I recently talked about learning Java Selenium and developing a test automation platform.
In order to prevent mindlessly creating a never-ending set of disconnected test-cases, it was best to develop a test plan. Having a test plan is my best bet at preventing a lot of pains managing automation code and keeping tests running efficiently. You'll see some of the pain I have to live with today below as I explore potential methods to plan out my test code.
I asked myself a list of questions for each method, which would help me determine the feasibility of a given method. I'm going to try to use terms like Poorly Formed / Acceptable / Well Formed to express quality, and terms like Easy / Moderate / Difficult to express, you guessed it, difficulty.
I also had a few tasks I needed to complete before I could start to try out some potential methods.
First, I needed to identify all of the different controls of any page throughout the application (buttons, links etc).
Following that, I wanted to try and collect as much of the application specification documents as possible. These could be in the form of documents saved in a Confluence space, test cases in the existing client Selenium test suite, or talking directly to product stakeholders.
Since I really like using GraphViz, I thought this would be the best way to do it and would make visualization super easy.
I used facts as the nodes and any actions taken as labeled edges. Unlabeled edges were just additional relationships to previous facts.
I had initially started to use the actions as the nodes, but this was confusing since there wasn't a way to highlight what is true at any given point in time without some additional markup.
I think the facts of what describes the current state of the application is a great way to formulate test cases; the "facts" in this are exactly the test cases. This is an almost automatic way to write test cases, leaving only the way to store them the major point in question.

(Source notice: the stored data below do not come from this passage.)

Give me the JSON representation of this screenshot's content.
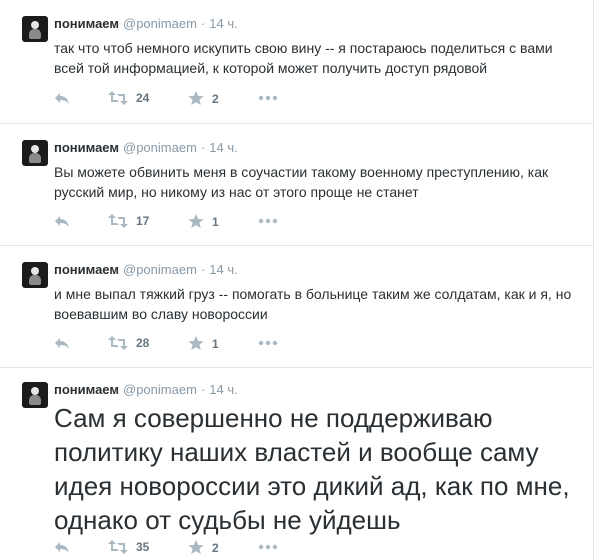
{
  "tweets": [
    {
      "fullname": "понимаем",
      "username": "@ponimaem",
      "separator": "·",
      "time": "14 ч.",
      "text": "так что чтоб немного искупить свою вину -- я постараюсь поделиться с вами всей той информацией, к которой может получить доступ рядовой",
      "retweets": "24",
      "favorites": "2"
    },
    {
      "fullname": "понимаем",
      "username": "@ponimaem",
      "separator": "·",
      "time": "14 ч.",
      "text": "Вы можете обвинить меня в соучастии такому военному преступлению, как русский мир, но никому из нас от этого проще не станет",
      "retweets": "17",
      "favorites": "1"
    },
    {
      "fullname": "понимаем",
      "username": "@ponimaem",
      "separator": "·",
      "time": "14 ч.",
      "text": "и мне выпал тяжкий груз -- помогать в больнице таким же солдатам, как и я, но воевавшим во славу новороссии",
      "retweets": "28",
      "favorites": "1"
    },
    {
      "fullname": "понимаем",
      "username": "@ponimaem",
      "separator": "·",
      "time": "14 ч.",
      "text": "Сам я совершенно не поддерживаю политику наших властей и вообще саму идея новороссии это дикий ад, как по мне, однако от судьбы не уйдешь",
      "retweets": "35",
      "favorites": "2"
    }
  ],
  "icons": {
    "reply": "reply-icon",
    "retweet": "retweet-icon",
    "favorite": "star-icon",
    "more": "more-icon"
  },
  "colors": {
    "icon": "#aab8c2",
    "meta": "#8899a6",
    "text": "#292f33",
    "divider": "#e1e8ed"
  }
}
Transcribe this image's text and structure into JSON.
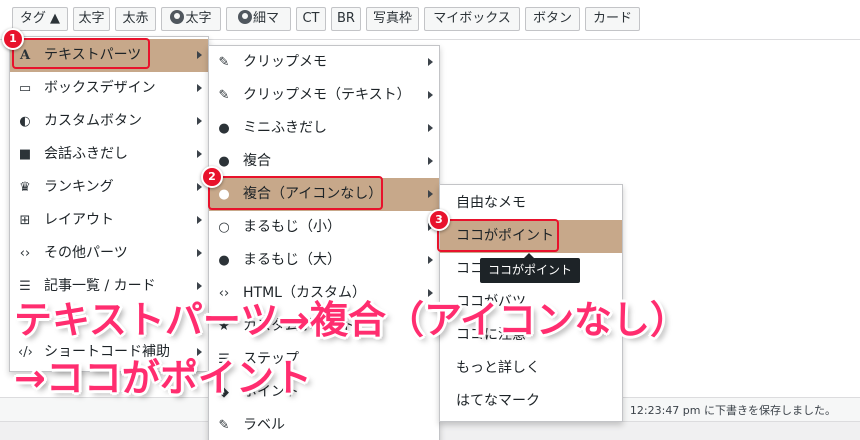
{
  "toolbar": {
    "buttons": [
      {
        "label": "タグ ▲"
      },
      {
        "label": "太字"
      },
      {
        "label": "太赤"
      },
      {
        "label": "太字"
      },
      {
        "label": "細マ"
      },
      {
        "label": "CT"
      },
      {
        "label": "BR"
      },
      {
        "label": "写真枠"
      },
      {
        "label": "マイボックス"
      },
      {
        "label": "ボタン"
      },
      {
        "label": "カード"
      }
    ]
  },
  "menu1": {
    "items": [
      {
        "label": "テキストパーツ",
        "icon": "text-a-icon"
      },
      {
        "label": "ボックスデザイン",
        "icon": "inbox-icon"
      },
      {
        "label": "カスタムボタン",
        "icon": "toggle-icon"
      },
      {
        "label": "会話ふきだし",
        "icon": "speech-bubbles-icon"
      },
      {
        "label": "ランキング",
        "icon": "crown-icon"
      },
      {
        "label": "レイアウト",
        "icon": "grid-icon"
      },
      {
        "label": "その他パーツ",
        "icon": "code-brackets-icon"
      },
      {
        "label": "記事一覧 / カード",
        "icon": "list-icon"
      },
      {
        "label": "ショートコード補助",
        "icon": "code-slash-icon"
      }
    ]
  },
  "menu2": {
    "items": [
      {
        "label": "クリップメモ",
        "icon": "paperclip-icon"
      },
      {
        "label": "クリップメモ（テキスト）",
        "icon": "paperclip-icon"
      },
      {
        "label": "ミニふきだし",
        "icon": "comment-dots-icon"
      },
      {
        "label": "複合",
        "icon": "bomb-icon"
      },
      {
        "label": "複合（アイコンなし）",
        "icon": "bomb-icon"
      },
      {
        "label": "まるもじ（小）",
        "icon": "circle-outline-icon"
      },
      {
        "label": "まるもじ（大）",
        "icon": "circle-filled-icon"
      },
      {
        "label": "HTML（カスタム）",
        "icon": "code-icon"
      },
      {
        "label": "カスタムポイント",
        "icon": "star-icon"
      },
      {
        "label": "ステップ",
        "icon": "steps-icon"
      },
      {
        "label": "ポイント",
        "icon": "pin-icon"
      },
      {
        "label": "ラベル",
        "icon": "pencil-icon"
      }
    ]
  },
  "menu3": {
    "items": [
      {
        "label": "自由なメモ"
      },
      {
        "label": "ココがポイント"
      },
      {
        "label": "ココがダメ"
      },
      {
        "label": "ココがバツ"
      },
      {
        "label": "ココに注意"
      },
      {
        "label": "もっと詳しく"
      },
      {
        "label": "はてなマーク"
      }
    ]
  },
  "tooltip": "ココがポイント",
  "badges": [
    "1",
    "2",
    "3"
  ],
  "status": "12:23:47 pm に下書きを保存しました。",
  "annotation": {
    "line1": "テキストパーツ→複合（アイコンなし）",
    "line2": "→ココがポイント"
  },
  "colors": {
    "active_row": "#c7a88a",
    "highlight": "#e8122c",
    "overlay_text": "#ff2d6f"
  }
}
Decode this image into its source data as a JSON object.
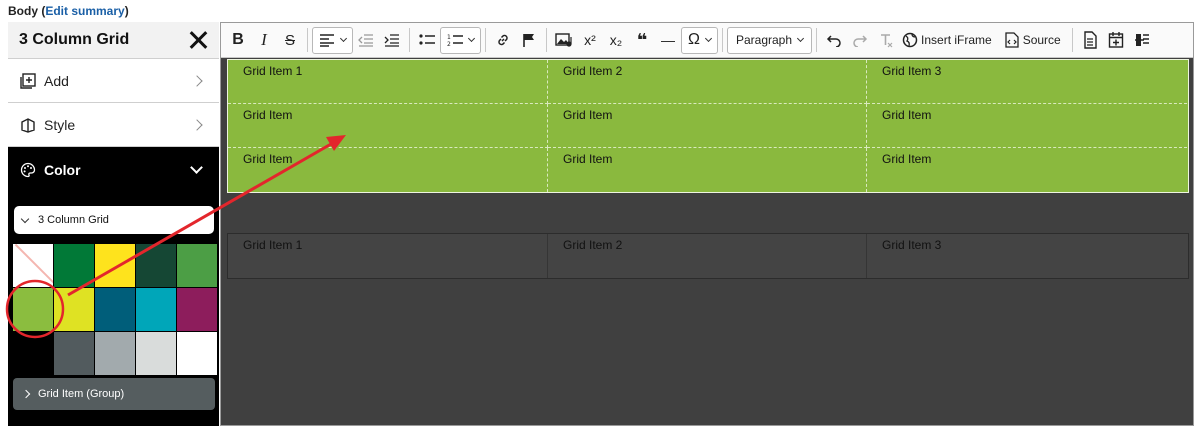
{
  "field": {
    "label": "Body",
    "link": "Edit summary"
  },
  "sidebar": {
    "title": "3 Column Grid",
    "rows": [
      {
        "label": "Add",
        "icon": "add-box-icon"
      },
      {
        "label": "Style",
        "icon": "style-icon"
      }
    ],
    "color_section": {
      "label": "Color",
      "icon": "palette-icon"
    },
    "select": {
      "value": "3 Column Grid"
    },
    "swatches": [
      "none",
      "#017937",
      "#fee31d",
      "#154734",
      "#4c9e45",
      "#8bbd3f",
      "#dfe223",
      "#005e7a",
      "#00a6b9",
      "#8d1d5c",
      "blank",
      "#525b5e",
      "#a2aaad",
      "#d9dcdb",
      "#ffffff"
    ],
    "selected_swatch": "#8bbd3f",
    "group_button": "Grid Item (Group)"
  },
  "toolbar": {
    "bold": "B",
    "italic": "I",
    "strike": "S",
    "superscript": "x²",
    "subscript": "x₂",
    "blockquote": "❝",
    "hr": "—",
    "special_chars": "Ω",
    "heading_dropdown": "Paragraph",
    "insert_iframe": "Insert iFrame",
    "source": "Source"
  },
  "grid_green": [
    [
      "Grid Item 1",
      "Grid Item 2",
      "Grid Item 3"
    ],
    [
      "Grid Item",
      "Grid Item",
      "Grid Item"
    ],
    [
      "Grid Item",
      "Grid Item",
      "Grid Item"
    ]
  ],
  "grid_dark": [
    "Grid Item 1",
    "Grid Item 2",
    "Grid Item 3"
  ],
  "colors": {
    "accent_annotation": "#e3262c",
    "applied_green": "#8ab93e"
  }
}
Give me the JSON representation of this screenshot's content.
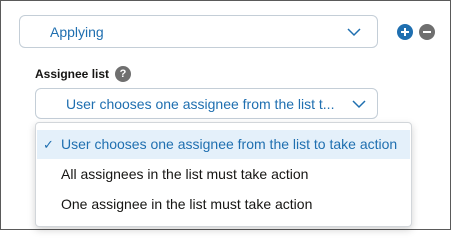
{
  "status_select": {
    "value": "Applying"
  },
  "actions": {
    "add_icon": "plus-circle-icon",
    "remove_icon": "minus-circle-icon",
    "add_color": "#1f6fb0",
    "remove_color": "#6f6f6f"
  },
  "assignee_list": {
    "label": "Assignee list",
    "help_glyph": "?",
    "selected_display": "User chooses one assignee from the list t...",
    "options": [
      "User chooses one assignee from the list to take action",
      "All assignees in the list must take action",
      "One assignee in the list must take action"
    ],
    "selected_index": 0,
    "check_glyph": "✓"
  }
}
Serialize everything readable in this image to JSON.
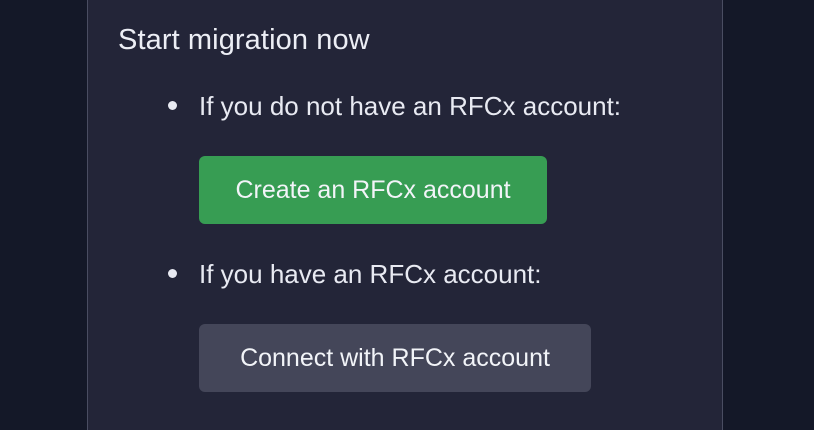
{
  "panel": {
    "title": "Start migration now"
  },
  "options": [
    {
      "text": "If you do not have an RFCx account:",
      "button_label": "Create an RFCx account",
      "button_color": "#379d53"
    },
    {
      "text": "If you have an RFCx account:",
      "button_label": "Connect with RFCx account",
      "button_color": "#444659"
    }
  ],
  "colors": {
    "background": "#141828",
    "panel": "#232538",
    "text": "#e8eaf2"
  }
}
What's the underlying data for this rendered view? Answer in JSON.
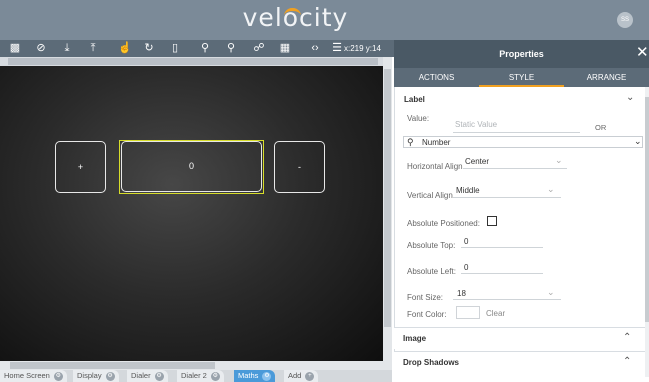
{
  "app": {
    "logo": "velocity",
    "avatar_initials": "SS",
    "accent": "#f0a020",
    "topbar_color": "#7b8a98",
    "active_tab_color": "#4a9ad9",
    "selection_color": "#d7dd2a"
  },
  "toolbar": {
    "icons": [
      "screen-preview-icon",
      "no-rotate-icon",
      "download-icon",
      "upload-icon",
      "touch-icon",
      "refresh-icon",
      "device-icon",
      "zoom-out-icon",
      "zoom-in-icon",
      "lock-icon",
      "grid-icon",
      "code-icon",
      "sliders-icon"
    ],
    "coords": "x:219 y:14"
  },
  "canvas": {
    "plus_label": "+",
    "value_label": "0",
    "minus_label": "-"
  },
  "screen_tabs": [
    {
      "label": "Home Screen"
    },
    {
      "label": "Display"
    },
    {
      "label": "Dialer"
    },
    {
      "label": "Dialer 2"
    },
    {
      "label": "Maths"
    },
    {
      "label": "Add"
    }
  ],
  "properties": {
    "title": "Properties",
    "close": "✕",
    "tabs": [
      "ACTIONS",
      "STYLE",
      "ARRANGE"
    ],
    "active_tab": "STYLE",
    "label_section": {
      "title": "Label",
      "value_label": "Value:",
      "value_placeholder": "Static Value",
      "or_text": "OR",
      "type_value": "Number",
      "h_align_label": "Horizontal Align",
      "h_align_value": "Center",
      "v_align_label": "Vertical Align",
      "v_align_value": "Middle",
      "abs_pos_label": "Absolute Positioned:",
      "abs_top_label": "Absolute Top:",
      "abs_top_value": "0",
      "abs_left_label": "Absolute Left:",
      "abs_left_value": "0",
      "font_size_label": "Font Size:",
      "font_size_value": "18",
      "font_color_label": "Font Color:",
      "clear_label": "Clear"
    },
    "sections": [
      "Image",
      "Drop Shadows"
    ]
  }
}
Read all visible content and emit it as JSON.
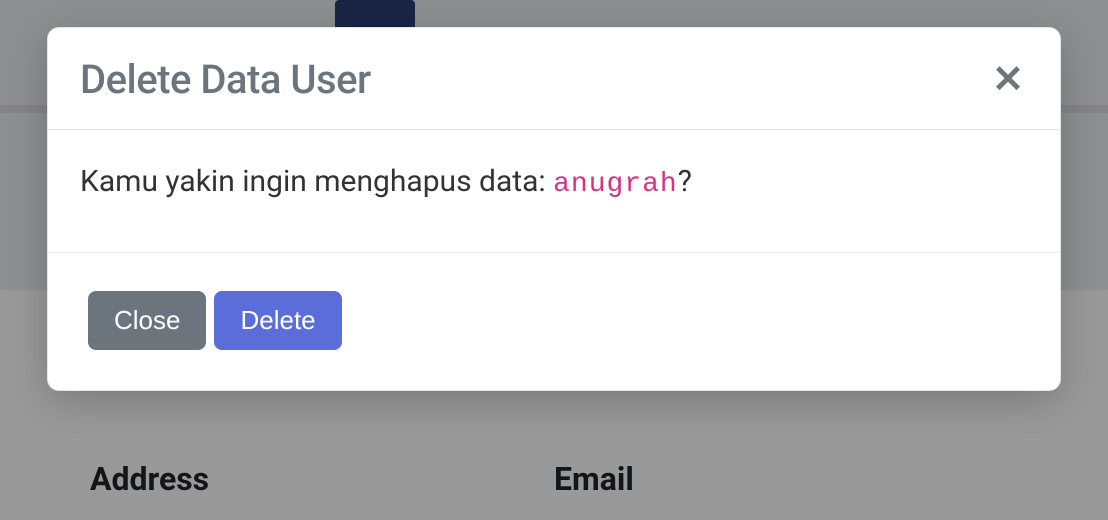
{
  "modal": {
    "title": "Delete Data User",
    "body_prefix": "Kamu yakin ingin menghapus data: ",
    "body_value": "anugrah",
    "body_suffix": "?",
    "close_label": "Close",
    "delete_label": "Delete"
  },
  "background": {
    "columns": {
      "address": "Address",
      "email": "Email"
    }
  }
}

Actions are just the bridge between test cases and help out in a big way construct what each test case, or "fact", is going to say. In a test plan, however I imagine it being, is just the connection between the current facts, the actions that are going to be taken, and new facts of what the state of the application is expected to be in. If it's not, then those "facts" are not true and so the test cases fail.
After a few days, I had an extremely large graph that was tedious to zoom in and out of. I eventually realized this was a bad way to do it. I'll come back to this later on, but for now a large graph is definitely not what I want.
This seems to be a common method to organize test cases in QA land. Every example I could find in testing blogs and Youtube seemed to point to some giant spreadsheet of test cases with columnd dedicated to various metadata like dependencies, test status, reproduction steps etc.
I didn't even try this one out, but after some quick Google searching I ultimately decided the biggest argument against using it was the maintenance burden. Making any change to a test case could ultimately require me to rewrite the entire spreadsheet and it would be almost impossible to verify it was always accurate.
This is a methodology I commonly observe with a lot of QA engineers and it seems painful. Most of the time I discovered the test cases in these tickets were not in the written specification and are a constant source of bug churn for developers.
Obviously, I want a system that's accessible to all parties and one that is simple to view and relate to the system as a whole.
This turned out to be easier to manage than one large graph. It helped to zoom into a particular context and think about what is important to a given module or aspect of the system. Keep in mind, this doesn't necessarily mean one component in a UI; it can mean one characteristic that maybe is a theme across the entire system and the graph would indicate everything that could happen to affect the outcome of it.
I thought this might produce better results than the large table method, however I didn't see any benefit to using smaller tables over large tables.
I know, maybe it's a cop-out answer. But I really think the best outcome of this is a little bit of everything instead of using just methodology.
As I started to think of other options, eventually I started to realize I really liked some of the characteristics of how the graphs were built. The facts (nodes) and actions (edges) provided a super clear visual into what's happening.
I also needed a way to maintain an inventory of existing facts and actions. I can't think of a better way to list these out other than using a table. Now, the table won't have a ton of columns in it - I'm mostly just using one column of a table to literally record the current facts and actions of any given application.
Now that I know how to use Java Selenium, and how the best way is to build a test plan, I can finally start writing some test code. While I'm writing the test code, I'll also be able to make an informed assesment of how well the test and the application are performing and if the application is doing what I expect it to.